Impact of reverberation levels on short-range acoustic communication in an underwater swarm sensor network (USSN) and application to transmitter power control

The progress of Underwater Swarm Sensor Networks (USSNs) has required the development of new approaches and understanding to short-range mobile acoustic underwater communication. This communication is essential in USSN to coordinate the manoeuvring of the closely operating vehicles as well as to transmit data within the swarm to gain benefits of operating as a team. Implementation of swarms of vehicles will greatly improve on the current ability of single vehicles to survey and explore the oceans. We propose that with the application of an underwater swarming network, which has many vehicles in a dense topology, there will be an impact on the reverberation channel geometry due to the vehicles themselves being `sound reflective´ objects and therefore on the overall reverberation levels that will be experienced in these networks.
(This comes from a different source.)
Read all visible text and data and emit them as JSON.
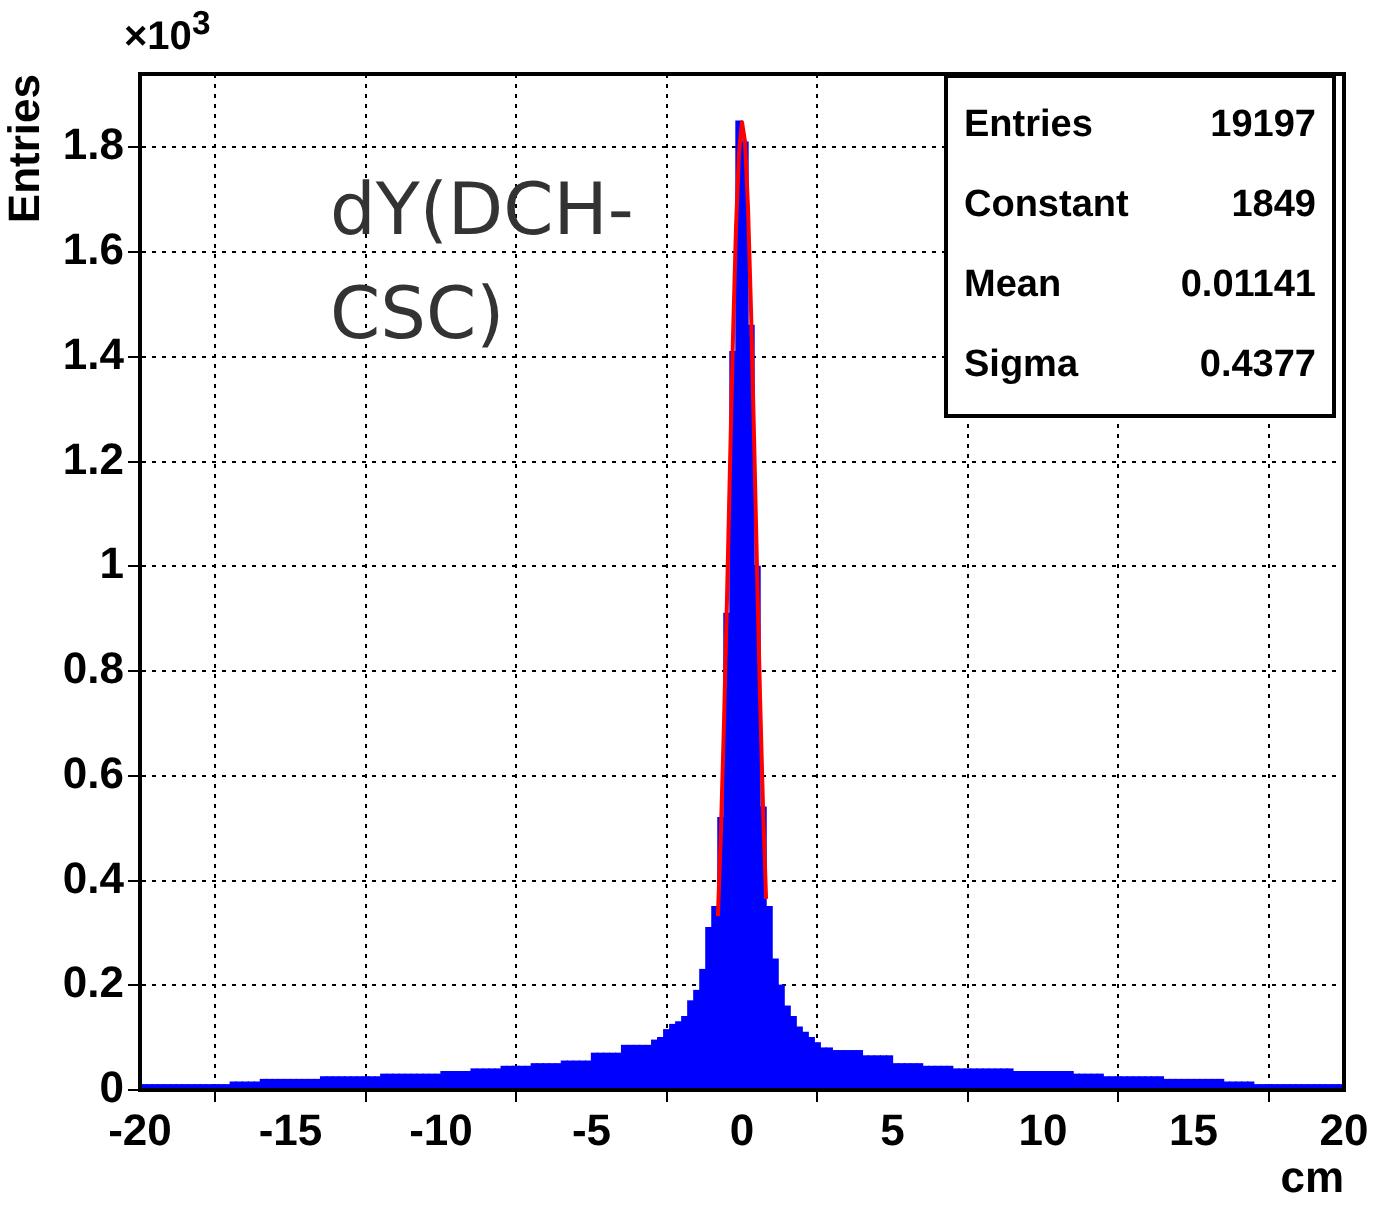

Thus a new type of reverberation, swarm scattering will be discussed. It is shown here that the relationship between range (propagation time) and packet length (transmission time) plays an important role in swarm scattering reverberation levels for an USSN. In addition this paper also investigates the impact that reverberation levels (in particular swarm and sea-surface scattering) will have on the SNIR (Signal to Noise + Interference Ratio) and the influence that transmitter power will have on this ratio for autonomous vehicles operating at short-range in a swarm like fashion. It is shown that knowing the relationship between transmitter power, reverberation levels and SNIR can be beneficial in a vehicle for predicting optimal transmitter power levels in a similar way to the feedback obtained in terrestrial networks. Optimising the energy levels used to send packets will be beneficial for both reducing energy consumption as well as increasing success of packets being delivered without error. OpNet Modeler has been used to model the operations of a MAC protocol specifically designed for an USSN and to analyse the impact of these reverberati- n levels on SNIR.